JAKARTASATU – Gubernur Bengkulu Junaidi Hamsyah ditetapkan sebagai tersangka oleh penyidik Direktorat Tindak Pidana Korupsi Badan Reserse Kriminal Polri, untuk dugaan honor korupsi Tim Pembina RSUD Muhammad Yunus tahun 2011. “Penetapan tersangka itu berdasarkan hasil gelar perkara yang dilakukan hari ini,” kata Kepala Subdirektorat I Tipikor Bareskrim Polri Kombes Adi Deriyan di Kompleks Mabes Polri, Selasa kemarin (14/7).
Gelar perkara dilakukan bersama penyidik Polda Bengkulu, yang sebelumnya sudah mengumpulkan keterangan dari 17 saksi dan empat ahli. “Dari situ akhirnya diputuskan saudara JH sebagai tersangka,” ujar Adi. Kerugian negara saat ini, tambahnya, sedang dihitung Badan Pengawasan Keuangan dan Pembangunan (BPKP). Tapi, estimasi kerugian negara yang bisa dimunculkan dari kasus ini senilai Rp 359 juta.
Bandingkan dengan Laporan Keuangan Pemerintah Provinsi DKI Jakarta Tahun 2014 yang dilakukan Badan Pemeriksa Keuangan (BPK). Seperti telah banyak diberitakan, BPK memberikan opini Wajar dengan Pengecualian kepada Laporan Keuangan Pemprov DKI tahun 2014 karena BPK mendapatkan 70 temuan senilai Rp 2,16 triliun yang berindikasi merugikan daerah dan berpotensi merugikan daerah. Program yang berindikasi merugikan daerah senilai Rp 442 miliar dan yang berpotensi merugikan daerah sebanyakRp 1,71 triliun.

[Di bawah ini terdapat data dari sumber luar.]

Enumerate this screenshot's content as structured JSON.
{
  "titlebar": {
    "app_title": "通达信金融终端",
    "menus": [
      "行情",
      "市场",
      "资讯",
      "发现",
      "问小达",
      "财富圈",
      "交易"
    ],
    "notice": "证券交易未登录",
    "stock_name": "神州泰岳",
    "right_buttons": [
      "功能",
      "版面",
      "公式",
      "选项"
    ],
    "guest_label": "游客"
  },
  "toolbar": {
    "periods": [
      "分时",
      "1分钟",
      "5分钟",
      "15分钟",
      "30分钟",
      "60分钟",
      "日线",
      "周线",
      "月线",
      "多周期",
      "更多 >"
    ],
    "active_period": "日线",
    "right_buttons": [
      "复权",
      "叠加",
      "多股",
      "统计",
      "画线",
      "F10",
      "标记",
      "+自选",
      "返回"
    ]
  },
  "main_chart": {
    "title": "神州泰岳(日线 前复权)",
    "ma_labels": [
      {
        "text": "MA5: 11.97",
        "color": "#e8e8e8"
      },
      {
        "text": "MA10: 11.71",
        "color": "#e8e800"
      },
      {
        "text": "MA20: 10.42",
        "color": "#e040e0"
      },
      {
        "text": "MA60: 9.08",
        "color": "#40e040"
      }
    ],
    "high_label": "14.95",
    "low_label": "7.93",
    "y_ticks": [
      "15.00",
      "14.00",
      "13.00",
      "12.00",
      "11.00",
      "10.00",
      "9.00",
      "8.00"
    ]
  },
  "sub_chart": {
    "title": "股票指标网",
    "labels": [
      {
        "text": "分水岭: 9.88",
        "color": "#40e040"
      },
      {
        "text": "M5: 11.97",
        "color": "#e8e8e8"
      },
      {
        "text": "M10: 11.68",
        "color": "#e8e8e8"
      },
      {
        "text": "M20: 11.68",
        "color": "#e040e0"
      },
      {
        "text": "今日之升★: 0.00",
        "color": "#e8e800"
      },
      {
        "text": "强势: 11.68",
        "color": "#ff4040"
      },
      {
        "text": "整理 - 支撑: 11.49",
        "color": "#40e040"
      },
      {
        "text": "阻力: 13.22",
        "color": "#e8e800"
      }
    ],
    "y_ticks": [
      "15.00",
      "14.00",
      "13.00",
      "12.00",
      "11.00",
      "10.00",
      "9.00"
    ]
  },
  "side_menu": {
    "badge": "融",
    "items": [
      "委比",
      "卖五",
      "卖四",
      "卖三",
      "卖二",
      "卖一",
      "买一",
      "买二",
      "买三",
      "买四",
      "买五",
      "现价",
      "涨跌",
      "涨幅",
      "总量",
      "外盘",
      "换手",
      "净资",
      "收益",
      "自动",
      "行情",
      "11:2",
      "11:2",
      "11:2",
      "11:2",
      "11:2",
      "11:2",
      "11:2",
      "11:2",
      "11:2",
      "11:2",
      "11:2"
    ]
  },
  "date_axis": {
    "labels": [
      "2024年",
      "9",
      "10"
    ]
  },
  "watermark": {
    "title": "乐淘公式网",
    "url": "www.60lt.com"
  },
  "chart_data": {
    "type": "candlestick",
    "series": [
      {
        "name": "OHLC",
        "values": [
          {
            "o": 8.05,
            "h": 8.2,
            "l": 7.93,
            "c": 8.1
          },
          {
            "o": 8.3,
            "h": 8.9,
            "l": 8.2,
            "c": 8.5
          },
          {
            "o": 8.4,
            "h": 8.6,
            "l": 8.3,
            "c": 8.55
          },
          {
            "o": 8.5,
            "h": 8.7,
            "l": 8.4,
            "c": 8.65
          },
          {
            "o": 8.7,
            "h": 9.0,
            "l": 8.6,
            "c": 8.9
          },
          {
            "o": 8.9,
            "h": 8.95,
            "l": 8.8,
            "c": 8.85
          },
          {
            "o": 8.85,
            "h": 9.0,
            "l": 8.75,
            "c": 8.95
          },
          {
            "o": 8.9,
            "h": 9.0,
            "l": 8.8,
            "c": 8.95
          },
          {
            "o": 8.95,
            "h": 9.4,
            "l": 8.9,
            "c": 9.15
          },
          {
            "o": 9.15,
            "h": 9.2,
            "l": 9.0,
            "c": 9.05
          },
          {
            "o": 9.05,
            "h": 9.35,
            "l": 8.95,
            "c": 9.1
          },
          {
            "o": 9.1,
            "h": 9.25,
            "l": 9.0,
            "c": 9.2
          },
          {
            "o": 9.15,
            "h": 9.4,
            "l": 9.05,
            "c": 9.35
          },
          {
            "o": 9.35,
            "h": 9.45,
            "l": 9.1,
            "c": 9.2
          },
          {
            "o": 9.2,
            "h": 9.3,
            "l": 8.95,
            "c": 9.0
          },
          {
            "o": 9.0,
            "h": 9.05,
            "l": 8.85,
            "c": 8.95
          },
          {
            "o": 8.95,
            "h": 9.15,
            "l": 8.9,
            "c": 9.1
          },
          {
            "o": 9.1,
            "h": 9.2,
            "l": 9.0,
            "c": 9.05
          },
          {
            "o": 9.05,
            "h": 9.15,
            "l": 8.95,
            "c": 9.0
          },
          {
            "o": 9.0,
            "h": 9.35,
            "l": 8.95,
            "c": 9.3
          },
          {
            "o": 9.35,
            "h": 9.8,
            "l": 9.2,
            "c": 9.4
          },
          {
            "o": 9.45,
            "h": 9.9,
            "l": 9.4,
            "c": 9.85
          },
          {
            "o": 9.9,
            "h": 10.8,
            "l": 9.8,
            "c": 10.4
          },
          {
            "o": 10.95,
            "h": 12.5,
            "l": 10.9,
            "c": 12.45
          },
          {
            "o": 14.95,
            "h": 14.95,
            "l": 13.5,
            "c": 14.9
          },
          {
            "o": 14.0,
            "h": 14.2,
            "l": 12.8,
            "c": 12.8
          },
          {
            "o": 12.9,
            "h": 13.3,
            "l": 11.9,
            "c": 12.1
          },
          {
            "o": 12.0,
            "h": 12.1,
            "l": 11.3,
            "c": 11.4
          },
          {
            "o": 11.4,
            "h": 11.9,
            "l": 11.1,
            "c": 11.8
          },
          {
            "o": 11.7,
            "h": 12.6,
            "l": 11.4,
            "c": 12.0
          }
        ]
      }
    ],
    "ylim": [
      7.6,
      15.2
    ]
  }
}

BPK juga menemukan kekurangan penerimaan daerah senilai Rp 3,23 miliar, belanja administrasi sebanyak Rp 469 juta, dan pemborosan senilai Rp 3,04 miliar. Juga ada beberapa temuan yang disorot BPK dan wajib menjadi perhatian Pemprov DKI Jakarta. Temuan itu adalah aset seluas 30,88 hektare di Mangga Dua dengan PT DP yang dianggap lemah dan tidak memperhatikan faktor keamanan aset. Selain itu, pembelian ngadaan tanah Rumah Sakit Sumber Waras di Jakarta Barat tidak melewati proses pengadaan memadai. “Ada indikasi kerugian senilai Rp 191 miliar,” kata anggota BPK, Moermahadi Soeja Djanegara.
Bukan hanya itu. BPK juga menemukan Pemprov DKI mengalami kelebihan bayar biaya premi asuransi senilai Rp 3,7 miliar, juga pengeluaran dana Bantuan Operasional Pendidikan yang tidak dapat dipertanggungjawabkan senilai Rp 3,05 miliar. Temuan lain dari BPK yang perlu diwaspadai Pemprov DKI adalah penyertaan modal dan aset ke PT Transportasi Jakarta yang tak sesuai ketentuan. Ini menyangkut tanah seluas 794 ribu meter persegi, bangunan seluas 234 meter persegi, dan tiga blok apartemen yang belum diperhitungkan sebagai penyertaan modal kepada badan usaha milik daerah.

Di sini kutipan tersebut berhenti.